O místico faz a experiência da intimidade, da presença, da proximidade, da comunhão, da aliança, da glória de Deus, em sua própria vida. Ele vive embriagado de vida, de Deus, vive como um peixe no oceano de Deus, dizendo um profundo “sim” às ondas, ao vento, ao sol, à existência…

Os místicos sentem e sabem: se Deus não pode ser encontrado no próprio coração e no coração da vida, não será encontrado em lugar nenhum.

O místico sente-se cativado, envolvido, amado, entusiasmado, sintonizado, habitado por Deus de tal maneira que seus olhos, gestos, suas atitudes, palavras, seu coração, sua existência transbordam Deus.

Nossa história pessoal é feita, muitas vezes, de fatos e acontecimentos ocos, superficiais, rotineiros, sem sentido, carregados de desencanto, pesados… tornando-se uma “história insensata”.

Vivemos uma quantidade de experiências rápidas, amontoadas, sem possibilidade de avaliação… e vamos perdendo, pouco a pouco, o sentido da história pessoal e comunitária.

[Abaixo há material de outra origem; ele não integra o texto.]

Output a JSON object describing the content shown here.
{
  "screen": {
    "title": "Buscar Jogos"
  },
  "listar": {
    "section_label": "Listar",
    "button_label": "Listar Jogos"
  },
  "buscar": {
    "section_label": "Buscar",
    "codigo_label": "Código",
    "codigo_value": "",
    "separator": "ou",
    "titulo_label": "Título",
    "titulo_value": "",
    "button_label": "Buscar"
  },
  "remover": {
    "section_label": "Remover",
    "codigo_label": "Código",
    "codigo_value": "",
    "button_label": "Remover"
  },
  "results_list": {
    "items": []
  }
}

No entanto, essa história se faz “sensata”, se se faz a experiência do encontro com Deus nela.

Num mundo em que nem todos são capazes de grandes façanhas ou de alcançar sucessos, Deus nos deu a aptidão de encontrar a grandeza no dia-a-dia. Temos apenas de ser sábios o bastante para que possamos reconhecer o milagre no ritmo da vida.

Textos bíblicos: 1Jo 1,1-7; 2Cor 3; Sl 138; Sl 103.

Na oração: Todo cristão é testemunha de uma presença contemplada no silêncio da oração. A experiência do encontro com Deus des-vela nosso rosto e transforma nossa vida.